President Obama at the end of May made a trip to communist Vietnam, a place many Americans still think of with a mixture of anger, frustration, and sadness. The long Vietnam War had a profound impact on American society and the US military, and it took decades for relations between the two nations to thaw. Obama’s visit was not unprecedented, but it was rare: He is just the third sitting US President to visit the nation in the past four decades.
From the national security perspective, the highest profile outcome of Obama’s Vietnam trip was his announcement the US would end a long-standing ban on selling military hardware to Hanoi.
“The United States is fully lifting the ban on the sale of military equipment to Vietnam that has been in place for some 50 years,” Obama said May 23 at a joint press conference with Vietnamese President Tran Dai Quang.
“Sales will need to still meet strict requirements, including those related to human rights,” Obama noted. “But this change will ensure that Vietnam has access to the equipment it needs to defend itself and removes a lingering vestige of the Cold War.”
Why does the United States care if economically tiny, distant, communist, and authoritarian Vietnam has the ability to defend itself? Obama said the only thing he really could, politically—that this decision is about a general improvement in relations between the two nations in a region of growing military and economic importance.
The decision to lift the arms-sale ban is “not based on China or any other considerations,” Obama made a point of saying. It is “based on our desire to complete what has been a lengthy process of moving towards normalization with Vietnam.”
In reality, it is about China. Of course it is about China. Vietnam is but one in a long line of Southeast Asian nations enduring a severely troubled relationship with their neighborhood’s intimidator. In but one example of the tensions, China recently moved a huge oil rig into disputed South China Sea waters midway between Hainan island and central Vietnam, despite repeated objections from Hanoi.
“With respect to the South China Sea—although the United States doesn’t support any particular claim—we are supportive of the notion that these issues should be resolved peacefully, diplomatically, in accordance with international rules and norms, and not based on who’s the bigger party and who can throw their weight around a little bit more,” Obama said. That is a good principle, but China is clearly not interested in international rules and norms when it comes to the South China Sea.
China claims the vast majority of the sea as its territorial waters, a claim that is contested by most of the other nations ringing the vital waterway. China’s claims overlap with similar but much smaller territorial-waters claims put forth by Brunei, Malaysia, and the Philippines.
More troubling, China has overtly and incrementally taken highly questionable steps to bolster its control and sovereignty claims in the region. It has reinforced and expanded a series of reefs and shoals (creating artificial islands) in and around the Spratleys in the center of the South China Sea, claiming the land and in some cases even building military-grade air fields on these remote outposts. Fiery Cross Reef, in the center of the sea, has been greatly expanded by China and now boasts a 10,000-foot runway—on land also claimed by Vietnam, the Philippines, Taiwan, and previously Malaysia.

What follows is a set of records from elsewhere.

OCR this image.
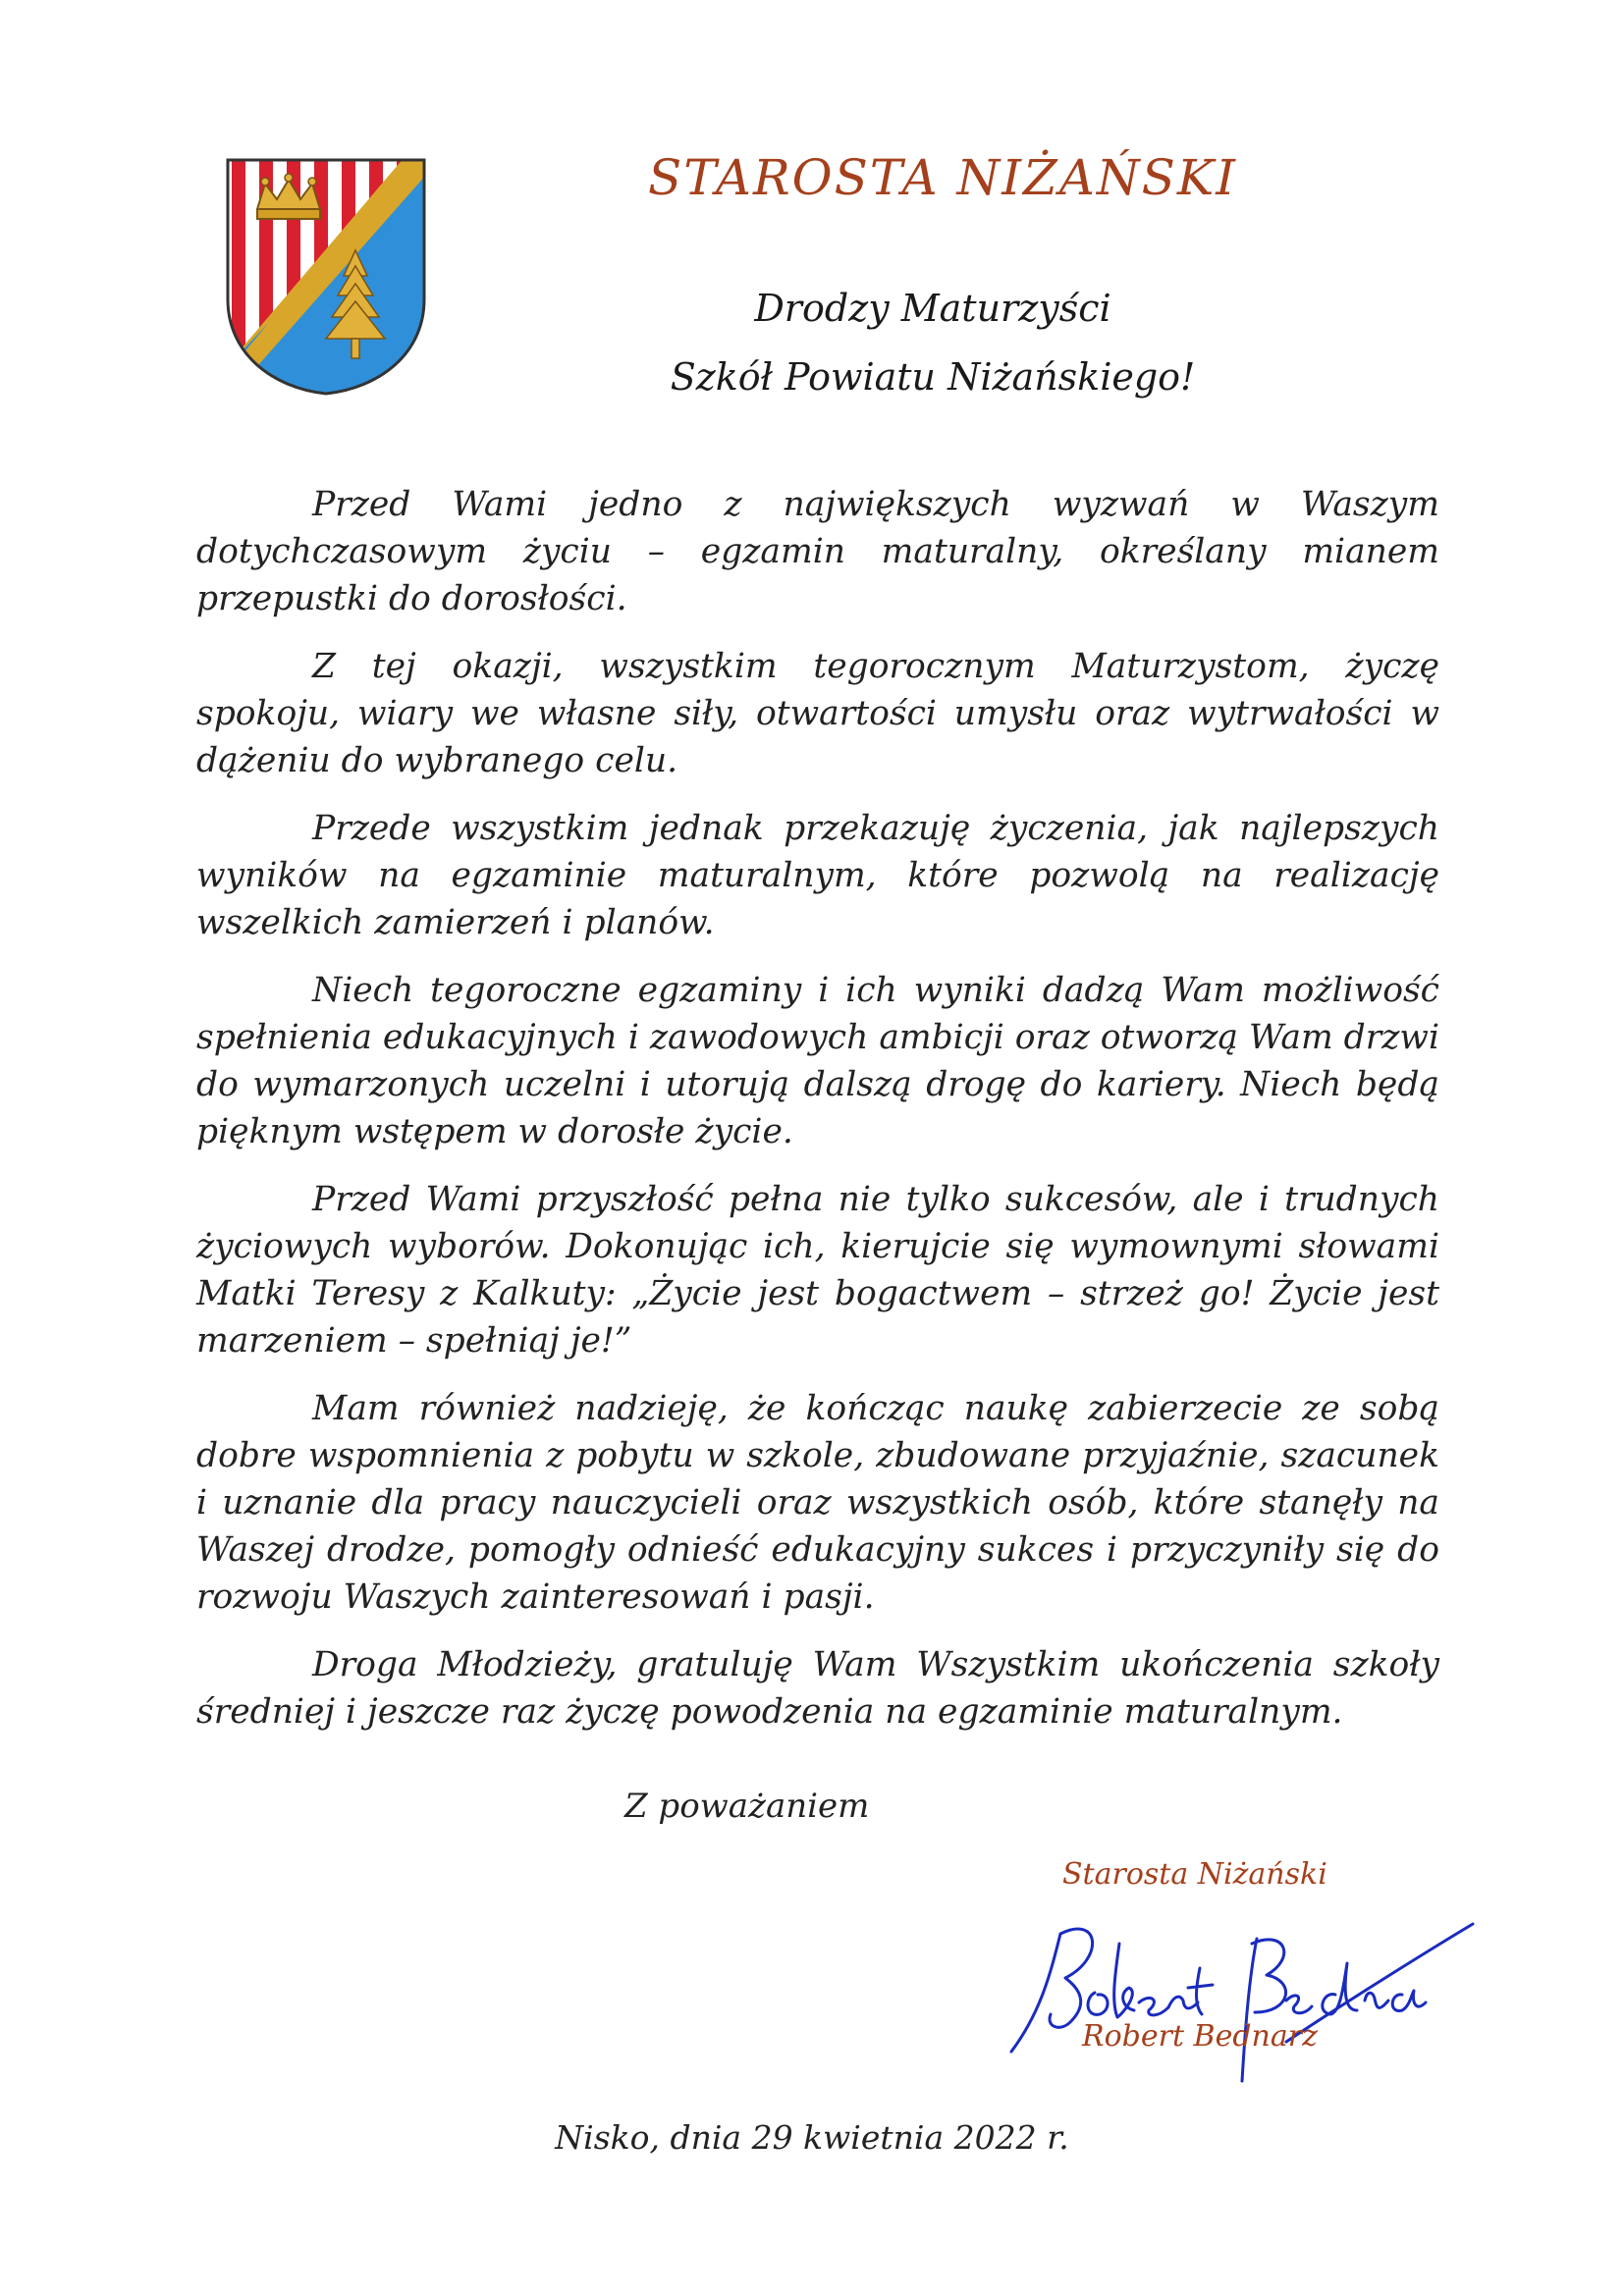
STAROSTA NIŻAŃSKI
Drodzy Maturzyści
Szkół Powiatu Niżańskiego!

Przed Wami jedno z największych wyzwań w Waszym dotychczasowym życiu – egzamin maturalny, określany mianem przepustki do dorosłości.

Z tej okazji, wszystkim tegorocznym Maturzystom, życzę spokoju, wiary we własne siły, otwartości umysłu oraz wytrwałości w dążeniu do wybranego celu.

Przede wszystkim jednak przekazuję życzenia, jak najlepszych wyników na egzaminie maturalnym, które pozwolą na realizację wszelkich zamierzeń i planów.

Niech tegoroczne egzaminy i ich wyniki dadzą Wam możliwość spełnienia edukacyjnych i zawodowych ambicji oraz otworzą Wam drzwi do wymarzonych uczelni i utorują dalszą drogę do kariery. Niech będą pięknym wstępem w dorosłe życie.

Przed Wami przyszłość pełna nie tylko sukcesów, ale i trudnych życiowych wyborów. Dokonując ich, kierujcie się wymownymi słowami Matki Teresy z Kalkuty: „Życie jest bogactwem – strzeż go! Życie jest marzeniem – spełniaj je!”

Mam również nadzieję, że kończąc naukę zabierzecie ze sobą dobre wspomnienia z pobytu w szkole, zbudowane przyjaźnie, szacunek i uznanie dla pracy nauczycieli oraz wszystkich osób, które stanęły na Waszej drodze, pomogły odnieść edukacyjny sukces i przyczyniły się do rozwoju Waszych zainteresowań i pasji.

Droga Młodzieży, gratuluję Wam Wszystkim ukończenia szkoły średniej i jeszcze raz życzę powodzenia na egzaminie maturalnym.

Z poważaniem
Starosta Niżański
Robert Bednarz
Nisko, dnia 29 kwietnia 2022 r.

These moves have been met with broad international condemnation, to no effect.
“The United States will continue to fly, sail, and operate wherever international law allows, and we will support the right of all countries to do the same,” Obama said, but US efforts to date have preserved freedom of navigation only. The US has been unable to prevent further Chinese military expansion into the sea.
China’s intransigence has “exposed the hollowness of America’s naval predominance. American might has not deterred the construction spree; and it is hard to see how, short of full-blown war, the new islands will ever be either dismantled or snatched from Chinese control,” read a June 4 column in The Economist.

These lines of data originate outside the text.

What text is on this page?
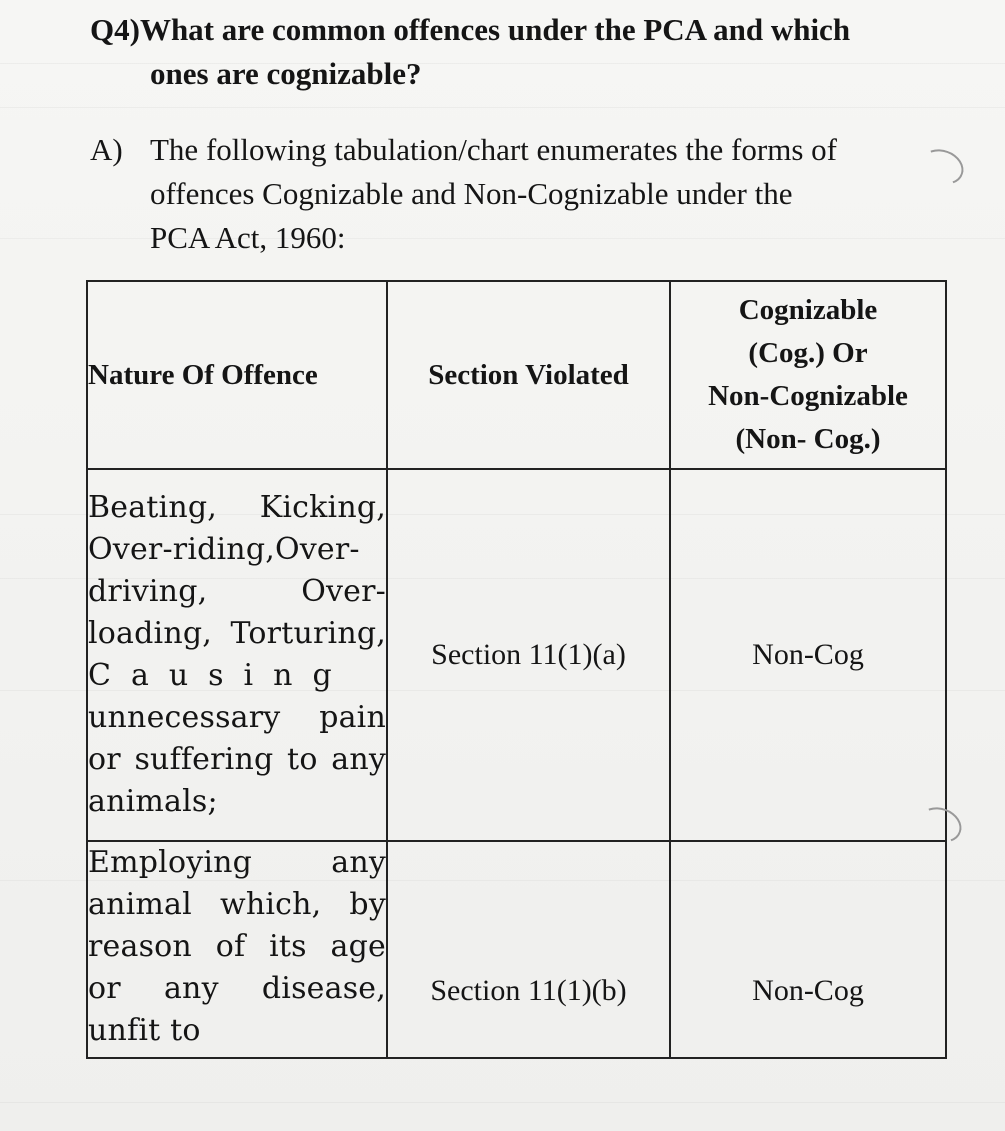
Q4)What are common offences under the PCA and which
ones are cognizable?
A) The following tabulation/chart enumerates the forms of
offences Cognizable and Non-Cognizable under the
PCA Act, 1960:
Nature Of Offence	Section Violated	Cognizable
(Cog.) Or
Non-Cognizable
(Non- Cog.)

Beating, Kicking, Over-riding,Over-driving, Over-loading, Torturing, Causing unnecessary pain or suffering to any animals;	Section 11(1)(a)	Non-Cog
Employing any animal which, by reason of its age or any disease, unfit to	Section 11(1)(b)	Non-Cog
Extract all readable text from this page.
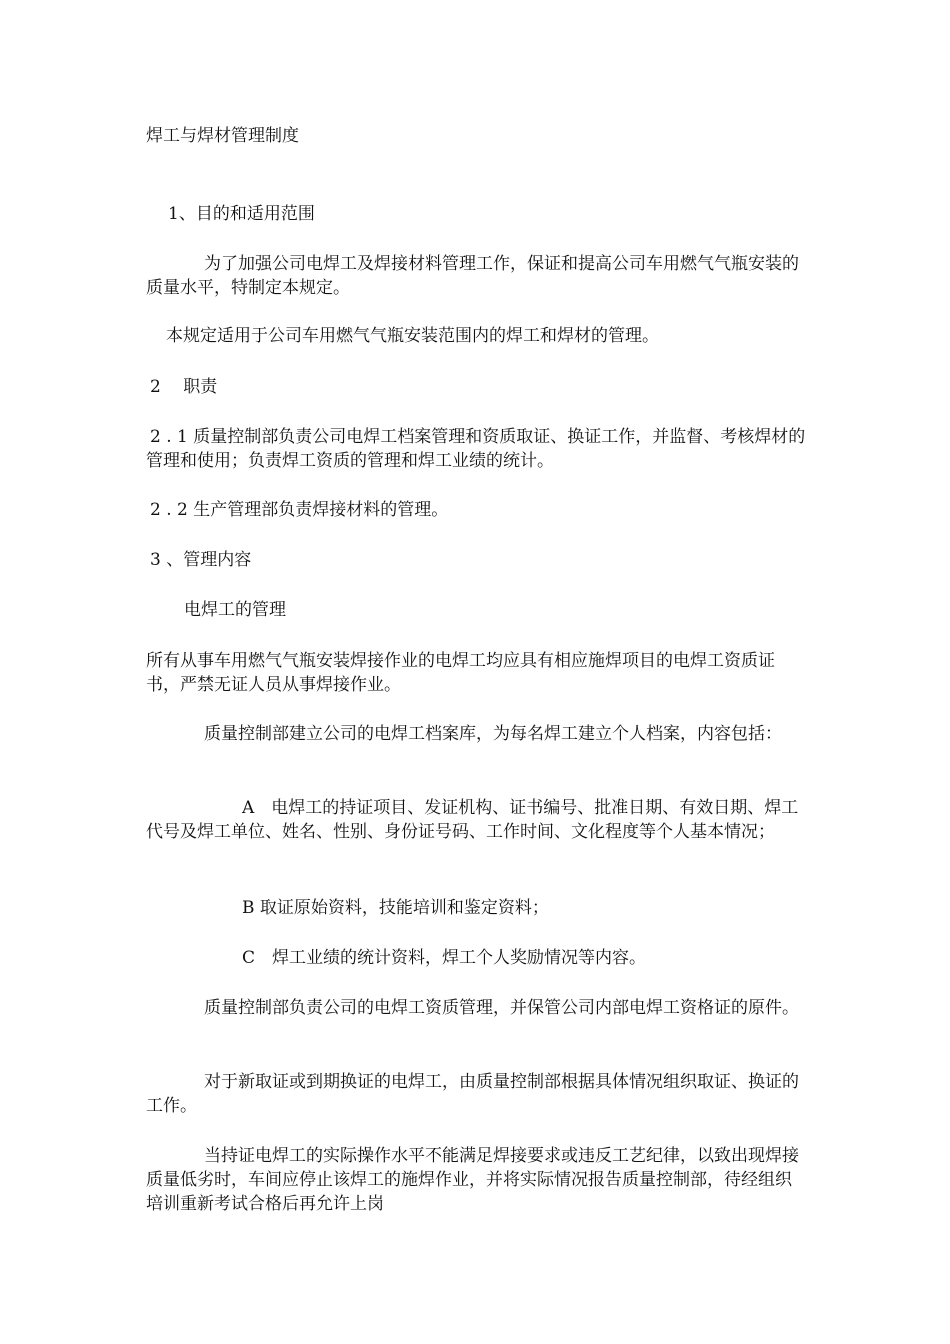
焊工与焊材管理制度

1、目的和适用范围

为了加强公司电焊工及焊接材料管理工作，保证和提高公司车用燃气气瓶安装的质量水平，特制定本规定。

本规定适用于公司车用燃气气瓶安装范围内的焊工和焊材的管理。

2　 职责

2 . 1 质量控制部负责公司电焊工档案管理和资质取证、换证工作，并监督、考核焊材的管理和使用；负责焊工资质的管理和焊工业绩的统计。

2 . 2 生产管理部负责焊接材料的管理。

3 、管理内容

电焊工的管理

所有从事车用燃气气瓶安装焊接作业的电焊工均应具有相应施焊项目的电焊工资质证书，严禁无证人员从事焊接作业。

质量控制部建立公司的电焊工档案库，为每名焊工建立个人档案，内容包括：

A　电焊工的持证项目、发证机构、证书编号、批准日期、有效日期、焊工代号及焊工单位、姓名、性别、身份证号码、工作时间、文化程度等个人基本情况；

B 取证原始资料，技能培训和鉴定资料；

C　焊工业绩的统计资料，焊工个人奖励情况等内容。

质量控制部负责公司的电焊工资质管理，并保管公司内部电焊工资格证的原件。

对于新取证或到期换证的电焊工，由质量控制部根据具体情况组织取证、换证的工作。

当持证电焊工的实际操作水平不能满足焊接要求或违反工艺纪律，以致出现焊接质量低劣时，车间应停止该焊工的施焊作业，并将实际情况报告质量控制部，待经组织培训重新考试合格后再允许上岗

It gets worse. In mid-May, a pair of Chinese fighter jets buzzed a US Navy EP-3 spyplane on routine patrol in the South China Sea’s international airspace. “Having insisted its island building in the Spratley archipelago was for purely civilian purposes, the Chinese Defense Ministry used [the] row last month … to argue for ‘the total correctness and utter necessity of China’s construction of defensive facilities on the relevant islands,’?” The Economist noted.

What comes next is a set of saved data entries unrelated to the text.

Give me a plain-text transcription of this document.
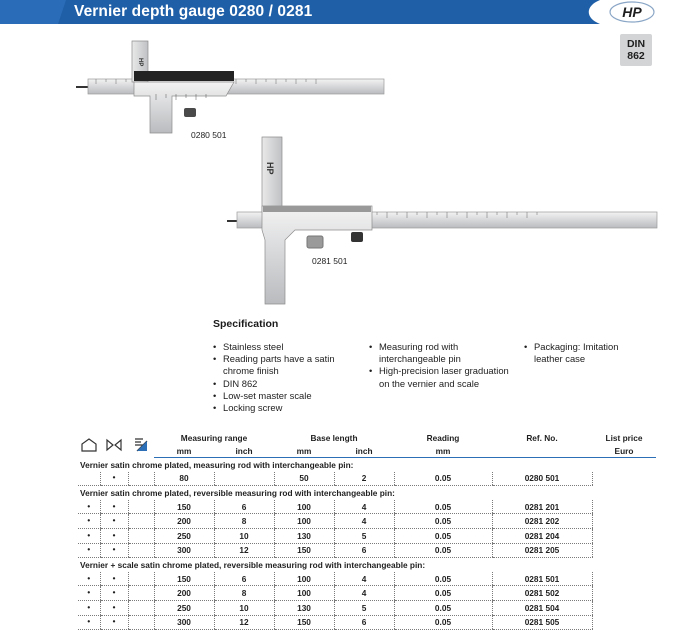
Vernier depth gauge 0280 / 0281	HP
DIN
862
HP
0280 501
HP
0281 501
Specification
• Stainless steel
• Reading parts have a satin chrome finish
• DIN 862
• Low-set master scale
• Locking screw
• Measuring rod with interchangeable pin
• High-precision laser graduation on the vernier and scale
• Packaging: Imitation leather case

	Measuring range		Base length		Reading	Ref. No.	List price
			mm	inch	mm	inch	mm		Euro
Vernier satin chrome plated, measuring rod with interchangeable pin:									
	•		80		50	2	0.05	0280 501	
Vernier satin chrome plated, reversible measuring rod with interchangeable pin:									
•	•		150	6	100	4	0.05	0281 201	
•	•		200	8	100	4	0.05	0281 202	
•	•		250	10	130	5	0.05	0281 204	
•	•		300	12	150	6	0.05	0281 205	
Vernier + scale satin chrome plated, reversible measuring rod with interchangeable pin:									
•	•		150	6	100	4	0.05	0281 501	
•	•		200	8	100	4	0.05	0281 502	
•	•		250	10	130	5	0.05	0281 504	
•	•		300	12	150	6	0.05	0281 505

It is not enough for the US to have the world’s most powerful military. For the nation to defend freedom, commerce, and international norms, nations such as China that are used to getting their way by intimidating their neighbors need to believe the US and its partners will defend their common interests. Thus far, China has been undeterred.
During the Cold War, the US needed to convince the Soviet Union it would go to war to defend America’s NATO allies. In the nuclear era, that meant convincing the USSR that the US would be willing to risk the destruction of New York or Washington to defend Berlin or Brussels.
Thankfully, the tension is lower today, but those in China’s shadow seek similar US security.
That is why Vietnam is now part of a long line of nations aligning more closely with the US to defend themselves against Chinese intimidation. The US must work more closely with Vietnam—and Australia, Brunei, Indonesia, Japan, Malaysia, the Philippines, Singapore, South Korea, and others—to preserve freedom and security in the Western Pacific.